When food is lost, the land, water, and other inputs used to produce it are lost too, thus taking an irreversible toll on our natural resources and manpower. 

Rural communities benefiting from LLF’s interventions are predominantly agrarian, routinely located three to five hours away from the main markets. What this implies is that food cannot get in and out of the villages in the quantities needed for the local population, reducing peoples’ access to adequate food and livelihood options.

Lack of all-season infrastructure, such as feeder roads, constrain farmers to sell their surplus produce that often spoils before it can be eaten.

The LLF-supported road construction and rehabilitation projects in Africa and Asia are linking isolated farming communities to business hubs, thus, providing an integrated response to supply and demand gaps caused due to post-harvest losses.

To prevent agricultural waste, the revamped roads are also playing a critical role in facilitating farmers’ access to fertilizers, mechanized equipment, and enabling supporting activities like labor, agricultural extension workers and veterinary services to reach farms more easily.

The newly constructed roads in Uganda and Indonesia, respectively, are paving the road to zero food loss, thus also enabling smallholders, particularly female coffee and rice farmers, to reach buyers in near and far away markets.

With this road, business is faster. Goods are brought faster, and my little shop is doing well. Electricity is also now available. New varieties of crops and vegetables are reaching our market that look fresh and appealing. My old customers are telling me that they are also more nutritious,” ~ Mrs. Agnes Isamba, 49, and a mother of four.

Local food markets are vital nodes in the food systems, linking consumers and sellers with producers, particularly in rural and peri-urban areas.

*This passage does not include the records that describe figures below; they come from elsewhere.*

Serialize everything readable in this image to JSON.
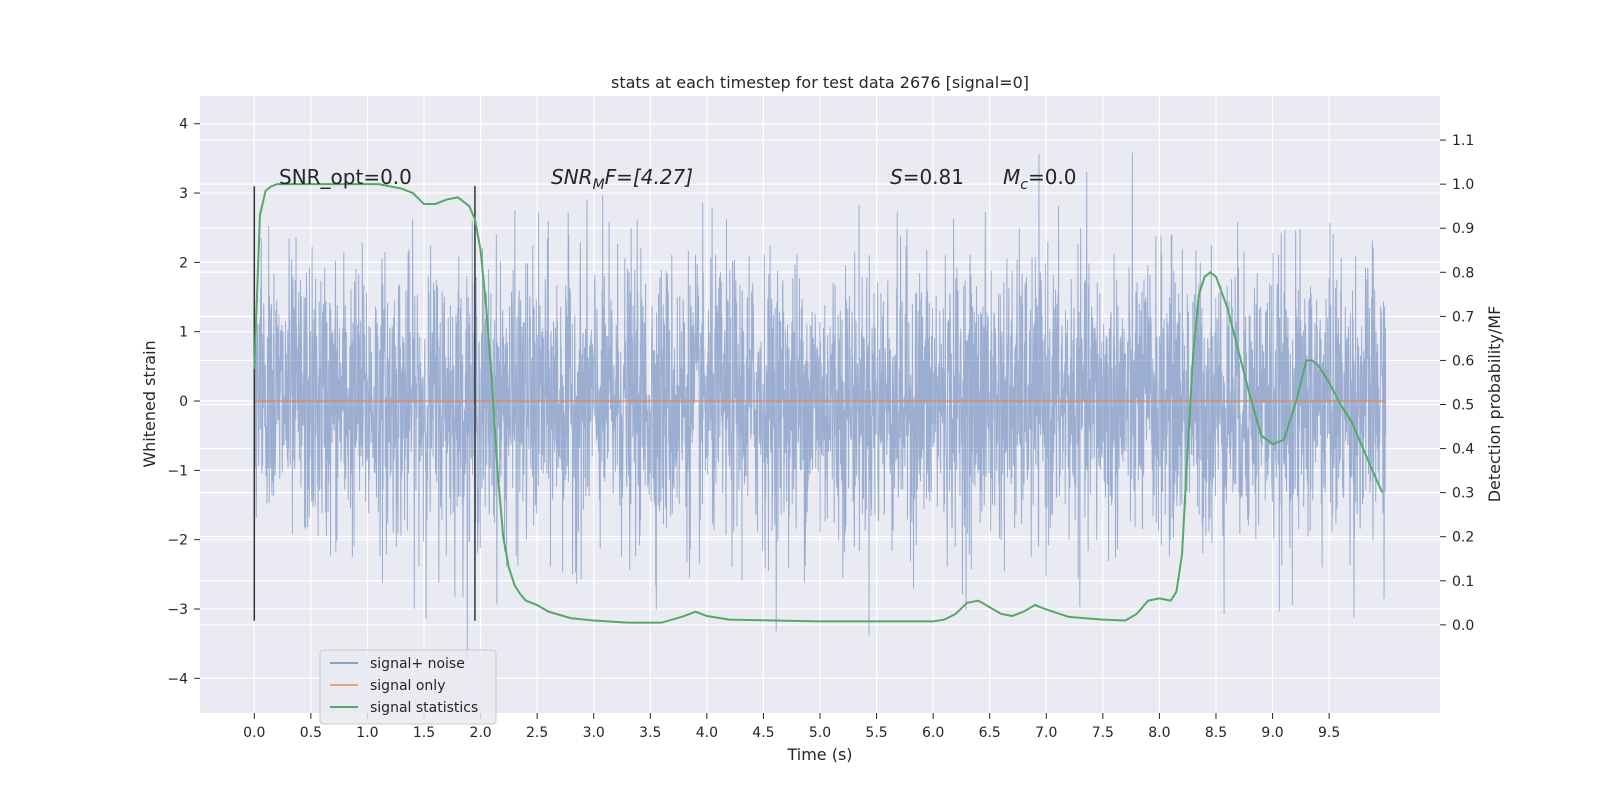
{
  "chart_data": {
    "type": "line",
    "title": "stats at each timestep for test data 2676 [signal=0]",
    "xlabel": "Time (s)",
    "ylabel": "Whitened strain",
    "ylabel_right": "Detection probability/MF",
    "xlim": [
      -0.48,
      10.48
    ],
    "ylim": [
      -4.5,
      4.4
    ],
    "ylim_right": [
      -0.2,
      1.2
    ],
    "x_ticks": [
      "0.0",
      "0.5",
      "1.0",
      "1.5",
      "2.0",
      "2.5",
      "3.0",
      "3.5",
      "4.0",
      "4.5",
      "5.0",
      "5.5",
      "6.0",
      "6.5",
      "7.0",
      "7.5",
      "8.0",
      "8.5",
      "9.0",
      "9.5"
    ],
    "y_ticks": [
      "4",
      "3",
      "2",
      "1",
      "0",
      "−1",
      "−2",
      "−3",
      "−4"
    ],
    "y_right_ticks": [
      "1.1",
      "1.0",
      "0.9",
      "0.8",
      "0.7",
      "0.6",
      "0.5",
      "0.4",
      "0.3",
      "0.2",
      "0.1",
      "0.0"
    ],
    "grid": true,
    "legend_position": "lower-left",
    "colors": {
      "noise": "#4c72b0",
      "signal": "#dd8452",
      "stats": "#55a868",
      "plot_bg": "#eaeaf2",
      "vline": "#333333"
    },
    "annotations": {
      "snr_opt": "SNR_opt=0.0",
      "snr_mf_base": "SNR",
      "snr_mf_sub": "M",
      "snr_mf_rest": "F=[4.27]",
      "s_var": "S",
      "s_val": "=0.81",
      "mc_var": "M",
      "mc_sub": "c",
      "mc_val": "=0.0"
    },
    "vlines": [
      0.0,
      1.95
    ],
    "series": [
      {
        "name": "signal+ noise",
        "x_range": [
          0.0,
          10.0
        ],
        "std": 1.0,
        "max": 3.95,
        "min": -4.05,
        "description_values": "white noise envelope approx ±1.2 with spikes to ±3.5"
      },
      {
        "name": "signal only",
        "x": [
          0.0,
          10.0
        ],
        "y": [
          0.0,
          0.0
        ]
      },
      {
        "name": "signal statistics",
        "x": [
          0.0,
          0.05,
          0.1,
          0.15,
          0.2,
          0.3,
          0.5,
          0.7,
          0.9,
          1.1,
          1.3,
          1.4,
          1.5,
          1.6,
          1.7,
          1.8,
          1.9,
          1.95,
          2.0,
          2.05,
          2.1,
          2.15,
          2.2,
          2.25,
          2.3,
          2.35,
          2.4,
          2.5,
          2.6,
          2.8,
          3.0,
          3.3,
          3.6,
          3.8,
          3.9,
          4.0,
          4.2,
          4.6,
          5.0,
          5.5,
          6.0,
          6.1,
          6.2,
          6.3,
          6.4,
          6.5,
          6.6,
          6.7,
          6.8,
          6.9,
          7.0,
          7.2,
          7.5,
          7.7,
          7.8,
          7.9,
          8.0,
          8.1,
          8.15,
          8.2,
          8.25,
          8.3,
          8.35,
          8.4,
          8.45,
          8.5,
          8.6,
          8.7,
          8.8,
          8.9,
          9.0,
          9.1,
          9.2,
          9.25,
          9.3,
          9.35,
          9.4,
          9.5,
          9.6,
          9.7,
          9.8,
          9.9,
          9.97
        ],
        "y": [
          0.58,
          0.93,
          0.985,
          0.995,
          1.0,
          1.0,
          1.0,
          1.0,
          1.0,
          1.0,
          0.99,
          0.98,
          0.955,
          0.955,
          0.965,
          0.97,
          0.95,
          0.92,
          0.85,
          0.72,
          0.55,
          0.35,
          0.2,
          0.13,
          0.09,
          0.07,
          0.055,
          0.045,
          0.03,
          0.015,
          0.01,
          0.005,
          0.005,
          0.02,
          0.03,
          0.02,
          0.012,
          0.01,
          0.008,
          0.008,
          0.008,
          0.012,
          0.025,
          0.05,
          0.055,
          0.04,
          0.025,
          0.02,
          0.03,
          0.045,
          0.035,
          0.018,
          0.012,
          0.01,
          0.025,
          0.055,
          0.06,
          0.055,
          0.075,
          0.16,
          0.4,
          0.62,
          0.75,
          0.79,
          0.8,
          0.79,
          0.72,
          0.62,
          0.52,
          0.43,
          0.41,
          0.42,
          0.5,
          0.55,
          0.6,
          0.6,
          0.59,
          0.55,
          0.5,
          0.46,
          0.4,
          0.34,
          0.3
        ]
      }
    ]
  }
}
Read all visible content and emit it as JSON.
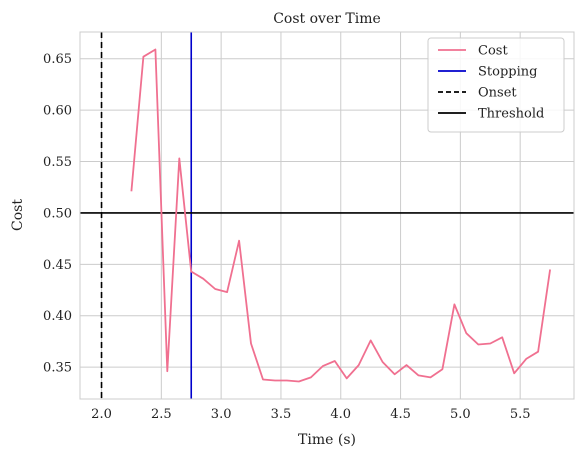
{
  "chart_data": {
    "type": "line",
    "title": "Cost over Time",
    "xlabel": "Time (s)",
    "ylabel": "Cost",
    "xlim": [
      1.82,
      5.95
    ],
    "ylim": [
      0.319,
      0.676
    ],
    "xticks": [
      "2.0",
      "2.5",
      "3.0",
      "3.5",
      "4.0",
      "4.5",
      "5.0",
      "5.5"
    ],
    "xtick_values": [
      2.0,
      2.5,
      3.0,
      3.5,
      4.0,
      4.5,
      5.0,
      5.5
    ],
    "yticks": [
      "0.35",
      "0.40",
      "0.45",
      "0.50",
      "0.55",
      "0.60",
      "0.65"
    ],
    "ytick_values": [
      0.35,
      0.4,
      0.45,
      0.5,
      0.55,
      0.6,
      0.65
    ],
    "grid": true,
    "legend_position": "top-right",
    "series": [
      {
        "name": "Cost",
        "color": "#f07090",
        "x": [
          2.25,
          2.35,
          2.45,
          2.55,
          2.65,
          2.75,
          2.85,
          2.95,
          3.05,
          3.15,
          3.25,
          3.35,
          3.45,
          3.55,
          3.65,
          3.75,
          3.85,
          3.95,
          4.05,
          4.15,
          4.25,
          4.35,
          4.45,
          4.55,
          4.65,
          4.75,
          4.85,
          4.95,
          5.05,
          5.15,
          5.25,
          5.35,
          5.45,
          5.55,
          5.65,
          5.75
        ],
        "y": [
          0.521,
          0.652,
          0.659,
          0.346,
          0.553,
          0.443,
          0.436,
          0.426,
          0.423,
          0.473,
          0.373,
          0.338,
          0.337,
          0.337,
          0.336,
          0.34,
          0.351,
          0.356,
          0.339,
          0.352,
          0.376,
          0.355,
          0.343,
          0.352,
          0.342,
          0.34,
          0.348,
          0.411,
          0.383,
          0.372,
          0.373,
          0.379,
          0.344,
          0.358,
          0.365,
          0.445
        ]
      }
    ],
    "reference_lines": [
      {
        "name": "Stopping",
        "orientation": "vertical",
        "value": 2.75,
        "color": "#0000cc",
        "style": "solid"
      },
      {
        "name": "Onset",
        "orientation": "vertical",
        "value": 2.0,
        "color": "#000000",
        "style": "dashed"
      },
      {
        "name": "Threshold",
        "orientation": "horizontal",
        "value": 0.5,
        "color": "#000000",
        "style": "solid"
      }
    ]
  }
}
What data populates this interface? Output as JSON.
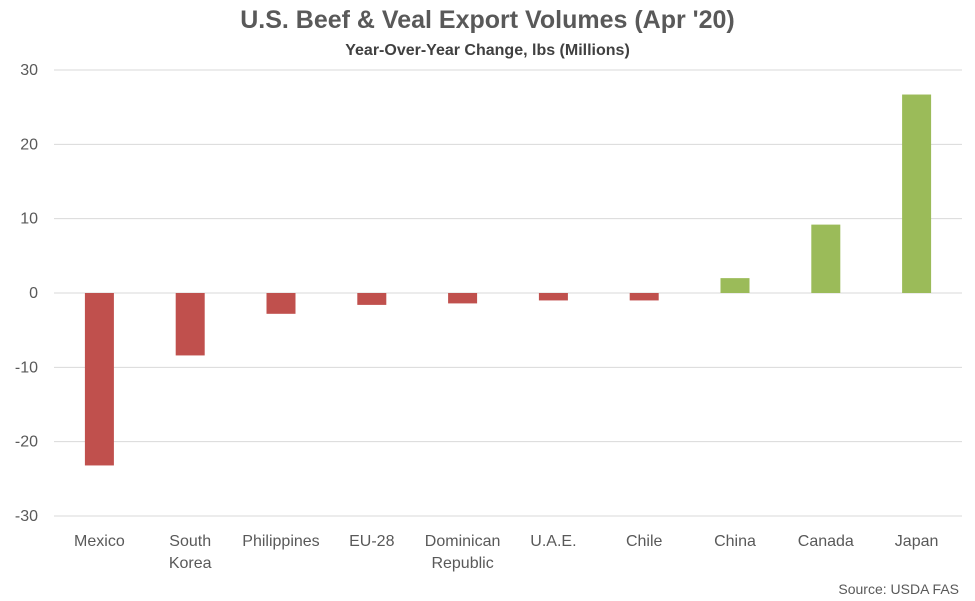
{
  "chart_data": {
    "type": "bar",
    "title": "U.S. Beef & Veal Export Volumes (Apr '20)",
    "subtitle": "Year-Over-Year Change, lbs (Millions)",
    "xlabel": "",
    "ylabel": "",
    "ylim": [
      -30,
      30
    ],
    "yticks": [
      30,
      20,
      10,
      0,
      -10,
      -20,
      -30
    ],
    "grid": true,
    "legend": "none",
    "categories": [
      "Mexico",
      "South Korea",
      "Philippines",
      "EU-28",
      "Dominican Republic",
      "U.A.E.",
      "Chile",
      "China",
      "Canada",
      "Japan"
    ],
    "category_label_lines": [
      [
        "Mexico"
      ],
      [
        "South",
        "Korea"
      ],
      [
        "Philippines"
      ],
      [
        "EU-28"
      ],
      [
        "Dominican",
        "Republic"
      ],
      [
        "U.A.E."
      ],
      [
        "Chile"
      ],
      [
        "China"
      ],
      [
        "Canada"
      ],
      [
        "Japan"
      ]
    ],
    "values": [
      -23.2,
      -8.4,
      -2.8,
      -1.6,
      -1.4,
      -1.0,
      -1.0,
      2.0,
      9.2,
      26.7
    ],
    "colors": {
      "negative": "#C0504D",
      "positive": "#9BBB59",
      "grid": "#D9D9D9"
    }
  },
  "source": "Source: USDA FAS"
}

In low-and-middle income countries where LLF is working, there is often a challenge of either non-existent or aging market infrastructure, ultimately impacting food safety and accessibility that results in food waste. The LLF-funded market infrastructure improvements are transforming food system in critical ways.

For example, our work in Uganda’s Kihondo market is a testimony to LLF’s innovation that has the potential to reduce food loss due to spoilage, poor storage and/or handling, as well as increase sales and consumption and improve food hygiene and safety.

The construction of vegetable and fruit market in Kihondo is speaking to the vendors’ aspirations of working in a safer and an enabling environment. On the other hand, the vegetable and fruit suppliers are also expecting increased improvement in food hygiene and food quality, reducing foodborne illnesses.


Making safe and nutritious food available for impoverished communities remains a top strategic priority with the Lives and Livelihoods Fund. The measures put in place by LLF to reduce food loss and overcome technical and infrastructure limitations are coupled with provision of improved financing and credit to small-scale farmers, particularly women, to allow them to diversify or scale their production.